Au-delà des barres de fer, Jilk se tenait devant moi en secouant la tête.

« Es-tu venu au donjon pour faire des remarques sournoises ? Il semble que tu aies aussi du temps libre, » déclarai-je.

Quand j’avais dit ça, Jilk avait contracté sa poitrine, comme si j’avais dit quelque chose d’inconcevable.

« Je suis venu ici à la demande de Marie. Il semble qu’elle veuille t’aider, » déclara Jilk.

« Marie ? C’est quoi, ce piège ? » demandai-je.

« Comme c’est grossier. C’est quoi cette attitude ? Je me suis donné beaucoup de mal pour venir t’aider, » Jilk m’avait ainsi parlé. « Pour l’instant, merci d’attendre ici.
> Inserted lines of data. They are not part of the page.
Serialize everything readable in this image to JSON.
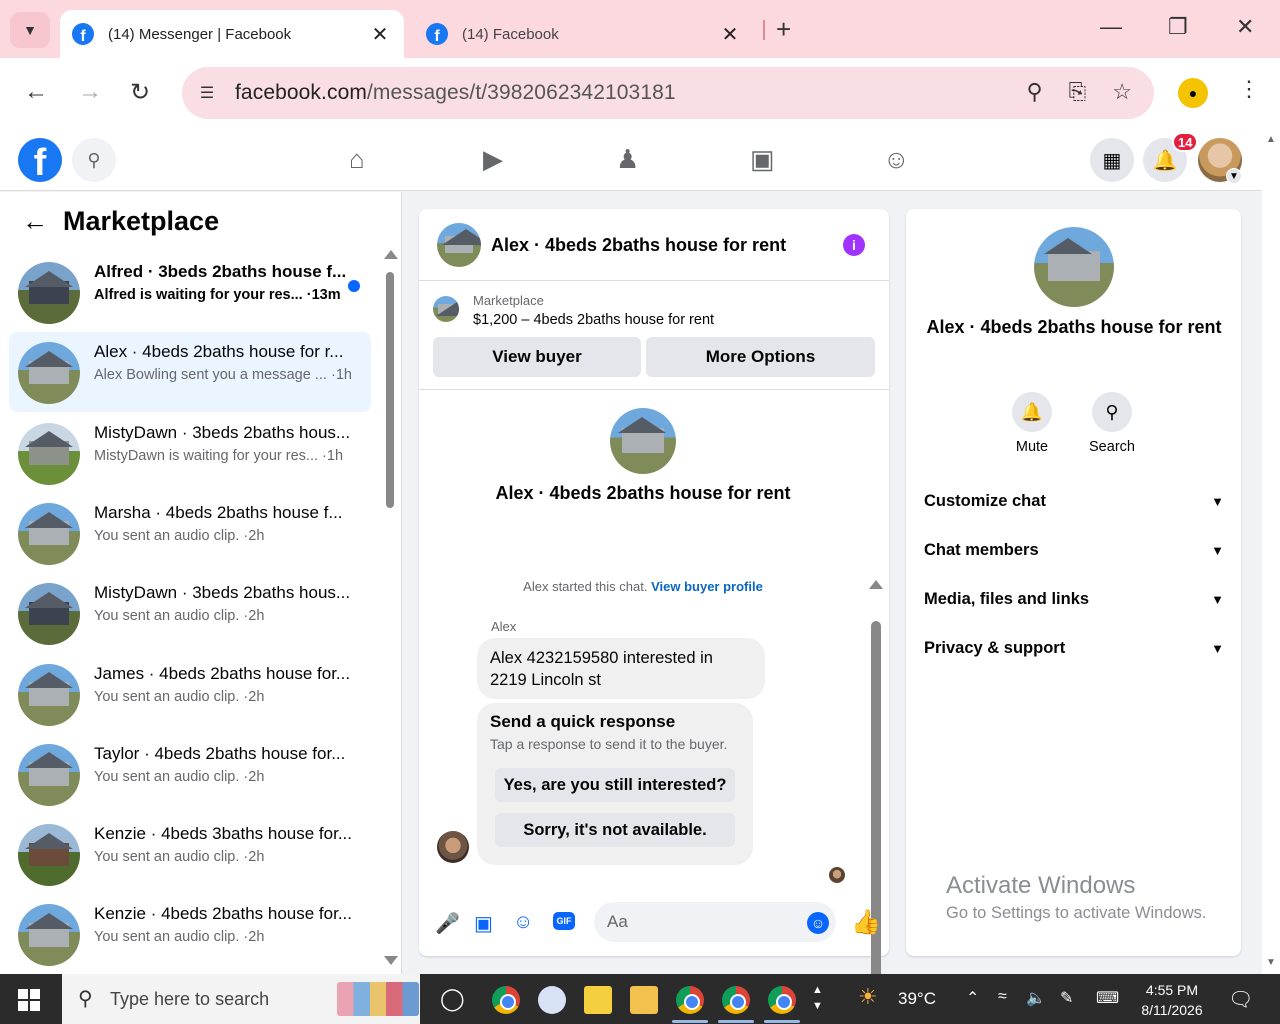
{
  "browser": {
    "tabs": [
      {
        "title": "(14) Messenger | Facebook",
        "active": true
      },
      {
        "title": "(14) Facebook",
        "active": false
      }
    ],
    "url_domain": "facebook.com",
    "url_path": "/messages/t/3982062342103181"
  },
  "fb_header": {
    "notification_count": "14",
    "nav_icons": [
      "home-icon",
      "video-icon",
      "friends-icon",
      "marketplace-icon",
      "groups-icon"
    ]
  },
  "left": {
    "title": "Marketplace",
    "conversations": [
      {
        "name": "Alfred · 3beds 2baths house f...",
        "sub": "Alfred is waiting for your res...",
        "time": "13m",
        "unread": true,
        "selected": false,
        "thumb": "dark"
      },
      {
        "name": "Alex · 4beds 2baths house for r...",
        "sub": "Alex Bowling sent you a message ...",
        "time": "1h",
        "unread": false,
        "selected": true,
        "thumb": "plain"
      },
      {
        "name": "MistyDawn · 3beds 2baths hous...",
        "sub": "MistyDawn is waiting for your res...",
        "time": "1h",
        "unread": false,
        "selected": false,
        "thumb": "green"
      },
      {
        "name": "Marsha · 4beds 2baths house f...",
        "sub": "You sent an audio clip.",
        "time": "2h",
        "unread": false,
        "selected": false,
        "thumb": "plain"
      },
      {
        "name": "MistyDawn · 3beds 2baths hous...",
        "sub": "You sent an audio clip.",
        "time": "2h",
        "unread": false,
        "selected": false,
        "thumb": "dark"
      },
      {
        "name": "James · 4beds 2baths house for...",
        "sub": "You sent an audio clip.",
        "time": "2h",
        "unread": false,
        "selected": false,
        "thumb": "plain"
      },
      {
        "name": "Taylor · 4beds 2baths house for...",
        "sub": "You sent an audio clip.",
        "time": "2h",
        "unread": false,
        "selected": false,
        "thumb": "plain"
      },
      {
        "name": "Kenzie · 4beds 3baths house for...",
        "sub": "You sent an audio clip.",
        "time": "2h",
        "unread": false,
        "selected": false,
        "thumb": "brick"
      },
      {
        "name": "Kenzie · 4beds 2baths house for...",
        "sub": "You sent an audio clip.",
        "time": "2h",
        "unread": false,
        "selected": false,
        "thumb": "plain"
      }
    ]
  },
  "chat": {
    "title": "Alex · 4beds 2baths house for rent",
    "marketplace_label": "Marketplace",
    "listing": "$1,200 – 4beds 2baths house for rent",
    "view_buyer": "View buyer",
    "more_options": "More Options",
    "intro_title": "Alex · 4beds 2baths house for rent",
    "started_text": "Alex started this chat.",
    "view_profile": "View buyer profile",
    "sender": "Alex",
    "message": "Alex 4232159580 interested in 2219 Lincoln st",
    "quick_title": "Send a quick response",
    "quick_sub": "Tap a response to send it to the buyer.",
    "quick_replies": [
      "Yes, are you still interested?",
      "Sorry, it's not available."
    ],
    "input_placeholder": "Aa",
    "gif_label": "GIF"
  },
  "info": {
    "title": "Alex · 4beds 2baths house for rent",
    "actions": [
      {
        "label": "Mute",
        "icon": "bell-icon"
      },
      {
        "label": "Search",
        "icon": "search-icon"
      }
    ],
    "sections": [
      "Customize chat",
      "Chat members",
      "Media, files and links",
      "Privacy & support"
    ],
    "activate_title": "Activate Windows",
    "activate_sub": "Go to Settings to activate Windows."
  },
  "taskbar": {
    "search_placeholder": "Type here to search",
    "weather": "39°C",
    "time": "4:55 PM",
    "date": "8/11/2026"
  }
}
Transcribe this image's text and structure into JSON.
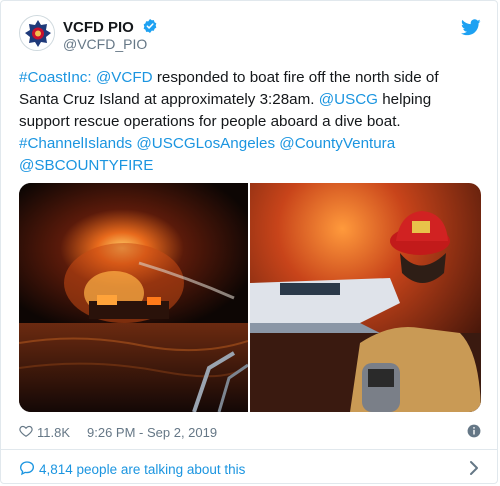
{
  "tweet": {
    "display_name": "VCFD PIO",
    "handle": "@VCFD_PIO",
    "text_parts": [
      {
        "t": "#CoastInc:",
        "link": true
      },
      {
        "t": "  ",
        "link": false
      },
      {
        "t": "@VCFD",
        "link": true
      },
      {
        "t": " responded to boat fire off the north side of Santa Cruz Island at approximately 3:28am. ",
        "link": false
      },
      {
        "t": "@USCG",
        "link": true
      },
      {
        "t": " helping support rescue operations for people aboard a dive boat. ",
        "link": false
      },
      {
        "t": "#ChannelIslands",
        "link": true
      },
      {
        "t": " ",
        "link": false
      },
      {
        "t": "@USCGLosAngeles",
        "link": true
      },
      {
        "t": " ",
        "link": false
      },
      {
        "t": "@CountyVentura",
        "link": true
      },
      {
        "t": " ",
        "link": false
      },
      {
        "t": "@SBCOUNTYFIRE",
        "link": true
      }
    ],
    "likes": "11.8K",
    "timestamp": "9:26 PM - Sep 2, 2019",
    "talking": "4,814 people are talking about this"
  },
  "icons": {
    "avatar": "vcfd-badge-logo",
    "verified": "verified-badge-icon",
    "bird": "twitter-bird-icon",
    "heart": "heart-icon",
    "info": "info-icon",
    "bubble": "speech-bubble-icon",
    "chevron": "chevron-right-icon"
  },
  "colors": {
    "link": "#1b95e0",
    "muted": "#657786",
    "text": "#14171a",
    "border": "#e1e8ed"
  }
}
Je te sortirai bientôt du cachot. »

« Le feras-tu vraiment ? » demandai-je.

A-t-il au moins ce genre d’autorité ? En tout cas, pourquoi Marie m’aide-t-elle ?

Bien que j’aie eu beaucoup de pensées, la question que j’avais posée était — .

« Comment vas-tu m’aider ? » demandai-je.

« Malgré tout, ma maison est toujours composée de nobles de la cour royale. J’ai beaucoup de relations, » déclara Jilk.

« Ce n’est pas ton propre pouvoir, mais celui de ta maison, n’est-ce pas ? » demandai-je.

« Et alors ? Quoi qu’il en soit, s’il te plaît, reste assis et attends ici, » déclara Jilk.

Jilk avait quitté le cachot en disant cela, mais au bout d’un moment, il était revenu assez meurtri.

Ses cheveux étaient ébouriffés et il semblait qu’il s’était battu.

« J’ai échoué, » déclara Jilk.

« Je m’en doutais, » déclarai-je.

« C-Ce n’est pas juste. Ils ne voulaient pas m’écouter et m’ont dit de réfléchir à mes actions ! » déclara Jilk.

C’est parce que tu es toujours en train de faire des bêtises.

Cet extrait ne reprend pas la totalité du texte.